Susan Cole-King, Vicar of Drayton, left England to be trained and ordained in America, and gained a great deal of unwanted publicity by doing so. Her father was Leonard Wilson, the Bishop of Singapore, who was captured and tortured by the Japanese. Like some other men of notable courage, he was an extremely difficult, irritable husband and father. Before becoming a priest, Susan Cole-King was a doctor who worked in Malawi and Ethiopia. After an adventurous life in troubled areas of the world, she feels that being a parish priest is the biggest challenge she has ever faced; anyone interested in the position

of women in the church will find her comments particularly rewarding.

Many of those interviewed believe that, in spite of Tory objections, the Church should be more outspoken about social problems.
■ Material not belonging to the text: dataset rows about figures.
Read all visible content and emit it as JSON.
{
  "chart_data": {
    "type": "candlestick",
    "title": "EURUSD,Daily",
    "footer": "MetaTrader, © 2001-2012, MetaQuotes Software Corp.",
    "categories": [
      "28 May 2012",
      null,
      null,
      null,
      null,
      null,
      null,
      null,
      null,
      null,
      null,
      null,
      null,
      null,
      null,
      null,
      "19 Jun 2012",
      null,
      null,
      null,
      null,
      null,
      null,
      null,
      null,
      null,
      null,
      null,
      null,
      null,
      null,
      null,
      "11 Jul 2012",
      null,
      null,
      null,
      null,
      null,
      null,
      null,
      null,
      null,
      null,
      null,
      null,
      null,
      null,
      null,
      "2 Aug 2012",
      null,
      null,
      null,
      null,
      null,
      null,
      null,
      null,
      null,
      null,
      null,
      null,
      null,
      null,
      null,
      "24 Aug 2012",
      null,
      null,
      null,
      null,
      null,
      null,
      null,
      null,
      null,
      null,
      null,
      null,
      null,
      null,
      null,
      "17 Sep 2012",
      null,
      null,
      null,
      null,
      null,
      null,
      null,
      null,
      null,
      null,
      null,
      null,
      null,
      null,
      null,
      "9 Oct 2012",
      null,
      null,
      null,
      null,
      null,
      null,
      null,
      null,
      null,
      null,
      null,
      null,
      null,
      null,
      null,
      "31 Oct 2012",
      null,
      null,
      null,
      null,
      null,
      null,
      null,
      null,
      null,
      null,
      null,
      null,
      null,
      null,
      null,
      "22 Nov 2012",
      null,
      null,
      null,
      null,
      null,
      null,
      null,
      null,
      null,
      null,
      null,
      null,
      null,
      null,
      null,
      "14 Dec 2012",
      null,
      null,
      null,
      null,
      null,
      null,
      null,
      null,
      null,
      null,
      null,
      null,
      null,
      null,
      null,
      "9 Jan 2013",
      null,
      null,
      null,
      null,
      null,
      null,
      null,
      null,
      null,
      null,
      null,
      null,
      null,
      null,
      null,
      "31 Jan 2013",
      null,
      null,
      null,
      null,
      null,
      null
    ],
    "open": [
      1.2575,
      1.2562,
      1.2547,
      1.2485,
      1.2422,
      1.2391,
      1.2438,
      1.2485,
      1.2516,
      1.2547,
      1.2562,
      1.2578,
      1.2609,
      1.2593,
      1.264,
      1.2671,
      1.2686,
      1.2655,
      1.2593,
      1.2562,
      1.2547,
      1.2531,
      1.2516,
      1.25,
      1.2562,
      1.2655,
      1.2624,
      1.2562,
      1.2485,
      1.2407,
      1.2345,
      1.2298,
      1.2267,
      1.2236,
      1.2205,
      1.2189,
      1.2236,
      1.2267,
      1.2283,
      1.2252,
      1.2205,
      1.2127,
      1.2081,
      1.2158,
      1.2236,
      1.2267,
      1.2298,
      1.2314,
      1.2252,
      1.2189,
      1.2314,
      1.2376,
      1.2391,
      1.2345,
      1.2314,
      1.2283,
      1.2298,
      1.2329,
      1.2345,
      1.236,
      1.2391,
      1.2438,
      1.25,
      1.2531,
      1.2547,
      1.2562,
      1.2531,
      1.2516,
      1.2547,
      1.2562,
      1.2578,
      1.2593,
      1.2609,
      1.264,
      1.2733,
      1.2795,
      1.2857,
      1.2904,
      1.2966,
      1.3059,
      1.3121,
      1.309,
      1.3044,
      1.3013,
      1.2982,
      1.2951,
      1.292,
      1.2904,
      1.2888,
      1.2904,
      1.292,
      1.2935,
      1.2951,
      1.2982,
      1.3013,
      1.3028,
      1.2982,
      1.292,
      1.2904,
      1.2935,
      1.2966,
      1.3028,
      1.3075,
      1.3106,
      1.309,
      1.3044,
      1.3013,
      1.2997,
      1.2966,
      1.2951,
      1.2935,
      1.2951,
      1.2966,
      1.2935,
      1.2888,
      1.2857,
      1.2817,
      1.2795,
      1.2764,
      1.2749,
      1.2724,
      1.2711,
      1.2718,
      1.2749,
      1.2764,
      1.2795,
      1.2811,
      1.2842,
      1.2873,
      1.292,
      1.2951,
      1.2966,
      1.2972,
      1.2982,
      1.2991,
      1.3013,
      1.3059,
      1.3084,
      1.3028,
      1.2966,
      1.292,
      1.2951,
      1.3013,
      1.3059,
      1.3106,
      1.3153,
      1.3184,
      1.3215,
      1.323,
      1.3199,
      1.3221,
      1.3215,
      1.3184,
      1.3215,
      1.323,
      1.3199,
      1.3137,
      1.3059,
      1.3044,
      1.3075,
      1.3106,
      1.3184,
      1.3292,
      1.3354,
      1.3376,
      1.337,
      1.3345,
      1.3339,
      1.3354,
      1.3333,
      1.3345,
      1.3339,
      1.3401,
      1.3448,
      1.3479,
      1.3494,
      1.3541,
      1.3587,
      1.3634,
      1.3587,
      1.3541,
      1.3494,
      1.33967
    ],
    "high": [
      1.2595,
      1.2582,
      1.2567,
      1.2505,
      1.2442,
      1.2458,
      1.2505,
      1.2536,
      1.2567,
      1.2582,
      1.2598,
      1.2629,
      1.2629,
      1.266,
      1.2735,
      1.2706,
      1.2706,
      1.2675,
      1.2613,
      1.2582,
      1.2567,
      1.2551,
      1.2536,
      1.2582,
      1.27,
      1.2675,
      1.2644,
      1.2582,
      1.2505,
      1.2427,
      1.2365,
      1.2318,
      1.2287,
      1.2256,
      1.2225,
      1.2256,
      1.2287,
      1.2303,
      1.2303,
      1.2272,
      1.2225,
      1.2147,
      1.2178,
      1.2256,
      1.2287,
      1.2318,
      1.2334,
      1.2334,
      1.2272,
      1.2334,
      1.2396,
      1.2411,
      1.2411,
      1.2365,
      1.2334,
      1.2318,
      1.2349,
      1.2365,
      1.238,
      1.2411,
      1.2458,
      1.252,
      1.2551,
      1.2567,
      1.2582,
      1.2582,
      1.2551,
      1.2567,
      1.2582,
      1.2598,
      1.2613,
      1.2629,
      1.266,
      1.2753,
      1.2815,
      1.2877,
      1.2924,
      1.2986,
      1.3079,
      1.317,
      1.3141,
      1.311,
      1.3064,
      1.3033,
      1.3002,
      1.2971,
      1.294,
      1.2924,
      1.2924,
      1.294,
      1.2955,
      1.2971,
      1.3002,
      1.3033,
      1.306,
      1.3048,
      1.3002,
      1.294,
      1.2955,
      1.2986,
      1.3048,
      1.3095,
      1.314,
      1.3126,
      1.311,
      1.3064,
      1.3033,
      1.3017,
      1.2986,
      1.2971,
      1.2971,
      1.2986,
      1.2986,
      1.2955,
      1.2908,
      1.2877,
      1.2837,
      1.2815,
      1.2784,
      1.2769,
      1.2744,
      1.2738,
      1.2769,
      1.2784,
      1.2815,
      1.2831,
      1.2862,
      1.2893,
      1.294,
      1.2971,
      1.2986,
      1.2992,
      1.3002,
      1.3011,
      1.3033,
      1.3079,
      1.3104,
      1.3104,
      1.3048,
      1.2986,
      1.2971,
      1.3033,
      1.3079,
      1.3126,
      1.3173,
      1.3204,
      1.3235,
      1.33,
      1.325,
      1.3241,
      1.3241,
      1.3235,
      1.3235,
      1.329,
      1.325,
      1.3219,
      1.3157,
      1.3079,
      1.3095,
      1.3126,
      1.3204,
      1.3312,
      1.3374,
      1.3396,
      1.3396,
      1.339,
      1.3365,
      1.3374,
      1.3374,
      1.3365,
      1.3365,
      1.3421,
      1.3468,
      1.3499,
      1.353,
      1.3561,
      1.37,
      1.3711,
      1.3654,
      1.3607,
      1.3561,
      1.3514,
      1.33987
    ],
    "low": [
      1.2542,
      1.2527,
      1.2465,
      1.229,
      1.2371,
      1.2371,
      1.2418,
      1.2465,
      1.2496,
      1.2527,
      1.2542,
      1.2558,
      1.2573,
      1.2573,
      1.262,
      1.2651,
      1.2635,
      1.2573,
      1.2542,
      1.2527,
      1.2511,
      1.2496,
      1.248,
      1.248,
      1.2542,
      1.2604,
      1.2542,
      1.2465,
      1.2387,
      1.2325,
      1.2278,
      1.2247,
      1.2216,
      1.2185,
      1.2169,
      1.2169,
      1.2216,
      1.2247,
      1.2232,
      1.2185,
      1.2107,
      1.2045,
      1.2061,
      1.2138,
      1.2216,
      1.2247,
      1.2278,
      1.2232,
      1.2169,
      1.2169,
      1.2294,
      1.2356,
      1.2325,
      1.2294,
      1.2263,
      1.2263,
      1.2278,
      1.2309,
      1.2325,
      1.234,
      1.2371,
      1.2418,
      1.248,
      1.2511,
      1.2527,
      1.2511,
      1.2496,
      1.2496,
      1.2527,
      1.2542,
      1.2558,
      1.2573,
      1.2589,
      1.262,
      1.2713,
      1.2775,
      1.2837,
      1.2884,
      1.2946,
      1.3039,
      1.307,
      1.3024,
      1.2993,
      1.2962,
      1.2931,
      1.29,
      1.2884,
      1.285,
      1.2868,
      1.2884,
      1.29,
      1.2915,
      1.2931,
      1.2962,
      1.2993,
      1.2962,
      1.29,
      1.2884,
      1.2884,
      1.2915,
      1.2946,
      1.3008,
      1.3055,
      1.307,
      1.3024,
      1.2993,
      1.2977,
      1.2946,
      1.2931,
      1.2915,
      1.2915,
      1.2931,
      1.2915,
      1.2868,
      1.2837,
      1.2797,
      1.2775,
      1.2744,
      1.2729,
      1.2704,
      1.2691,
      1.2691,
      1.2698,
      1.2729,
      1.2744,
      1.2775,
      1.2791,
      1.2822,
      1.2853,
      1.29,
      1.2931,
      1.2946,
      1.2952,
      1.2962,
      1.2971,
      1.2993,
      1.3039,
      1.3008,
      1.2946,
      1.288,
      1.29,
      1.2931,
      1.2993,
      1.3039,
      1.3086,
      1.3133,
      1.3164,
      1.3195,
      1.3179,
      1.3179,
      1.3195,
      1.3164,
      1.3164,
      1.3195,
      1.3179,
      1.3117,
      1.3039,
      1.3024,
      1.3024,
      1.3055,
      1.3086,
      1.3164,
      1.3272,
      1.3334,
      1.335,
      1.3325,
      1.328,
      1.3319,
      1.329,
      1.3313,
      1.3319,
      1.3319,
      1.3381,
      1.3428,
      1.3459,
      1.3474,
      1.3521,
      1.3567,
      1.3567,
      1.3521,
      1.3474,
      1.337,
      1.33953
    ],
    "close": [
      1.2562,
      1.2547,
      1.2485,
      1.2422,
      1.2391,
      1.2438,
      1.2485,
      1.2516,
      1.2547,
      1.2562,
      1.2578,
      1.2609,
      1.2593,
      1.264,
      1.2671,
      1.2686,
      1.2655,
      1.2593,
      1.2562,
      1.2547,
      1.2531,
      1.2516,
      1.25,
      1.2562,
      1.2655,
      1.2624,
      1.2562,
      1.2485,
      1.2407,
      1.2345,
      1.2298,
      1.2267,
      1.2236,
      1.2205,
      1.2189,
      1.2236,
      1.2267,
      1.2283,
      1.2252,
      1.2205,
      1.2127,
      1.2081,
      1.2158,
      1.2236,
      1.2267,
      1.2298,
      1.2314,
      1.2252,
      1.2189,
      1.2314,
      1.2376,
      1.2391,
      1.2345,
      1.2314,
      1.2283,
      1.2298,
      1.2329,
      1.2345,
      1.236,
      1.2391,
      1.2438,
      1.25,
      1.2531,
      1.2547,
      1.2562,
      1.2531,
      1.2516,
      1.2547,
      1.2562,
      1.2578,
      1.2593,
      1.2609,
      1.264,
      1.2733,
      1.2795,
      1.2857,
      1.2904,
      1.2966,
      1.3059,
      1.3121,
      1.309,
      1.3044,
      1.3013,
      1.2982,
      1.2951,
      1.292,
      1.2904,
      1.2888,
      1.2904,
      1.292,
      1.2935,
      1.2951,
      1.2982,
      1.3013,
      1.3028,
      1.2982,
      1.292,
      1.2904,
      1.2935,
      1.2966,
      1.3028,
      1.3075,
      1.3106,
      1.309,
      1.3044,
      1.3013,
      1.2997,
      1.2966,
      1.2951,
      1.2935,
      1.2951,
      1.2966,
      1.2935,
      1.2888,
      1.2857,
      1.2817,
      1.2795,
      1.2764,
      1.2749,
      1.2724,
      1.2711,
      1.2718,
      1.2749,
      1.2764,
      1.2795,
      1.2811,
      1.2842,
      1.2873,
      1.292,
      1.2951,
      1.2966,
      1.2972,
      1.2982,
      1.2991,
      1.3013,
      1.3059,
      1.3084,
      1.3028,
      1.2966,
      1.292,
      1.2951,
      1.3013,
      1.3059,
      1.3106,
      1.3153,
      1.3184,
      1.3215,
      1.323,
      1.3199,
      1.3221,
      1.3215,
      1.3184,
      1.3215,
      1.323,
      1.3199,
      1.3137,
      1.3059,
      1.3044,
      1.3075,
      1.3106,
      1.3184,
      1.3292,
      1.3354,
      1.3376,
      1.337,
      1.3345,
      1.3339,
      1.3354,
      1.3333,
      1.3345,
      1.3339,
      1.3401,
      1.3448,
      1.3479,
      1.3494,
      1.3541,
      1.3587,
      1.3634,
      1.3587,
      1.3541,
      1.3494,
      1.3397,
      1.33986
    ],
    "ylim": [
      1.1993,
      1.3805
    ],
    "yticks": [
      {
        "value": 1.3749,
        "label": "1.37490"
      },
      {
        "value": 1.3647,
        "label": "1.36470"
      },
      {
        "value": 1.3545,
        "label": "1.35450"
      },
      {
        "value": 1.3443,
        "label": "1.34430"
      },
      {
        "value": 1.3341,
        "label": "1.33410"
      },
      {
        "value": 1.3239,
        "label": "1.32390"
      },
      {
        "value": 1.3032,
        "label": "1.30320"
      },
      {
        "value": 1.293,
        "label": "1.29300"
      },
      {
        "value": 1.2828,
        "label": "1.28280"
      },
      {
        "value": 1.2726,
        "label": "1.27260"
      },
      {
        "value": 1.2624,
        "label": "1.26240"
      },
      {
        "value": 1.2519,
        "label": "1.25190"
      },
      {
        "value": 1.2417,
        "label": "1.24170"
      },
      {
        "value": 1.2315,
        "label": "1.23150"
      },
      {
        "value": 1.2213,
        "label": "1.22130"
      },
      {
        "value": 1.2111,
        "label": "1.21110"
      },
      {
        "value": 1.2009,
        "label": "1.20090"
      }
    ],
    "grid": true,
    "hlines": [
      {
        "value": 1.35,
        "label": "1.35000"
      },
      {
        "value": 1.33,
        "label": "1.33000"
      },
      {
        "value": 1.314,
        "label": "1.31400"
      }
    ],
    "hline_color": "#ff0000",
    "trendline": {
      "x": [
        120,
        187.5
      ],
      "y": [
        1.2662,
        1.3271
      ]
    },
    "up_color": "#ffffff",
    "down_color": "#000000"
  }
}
The Bishop of Oxford thinks that the English are less concerned with religion than most nations, and that the clergy are in danger of becoming obsolete, but this book gives a vivid picture of dedicated men and women doing difficult and valuable work in the face of formidable difficulties.

Whom will Mary Loudon interview next? Politicians, actors, psychiatrists? Every profession has its peculiarities, and she's so good at the job I think she might even be able to make us feel that accountants are fascinating.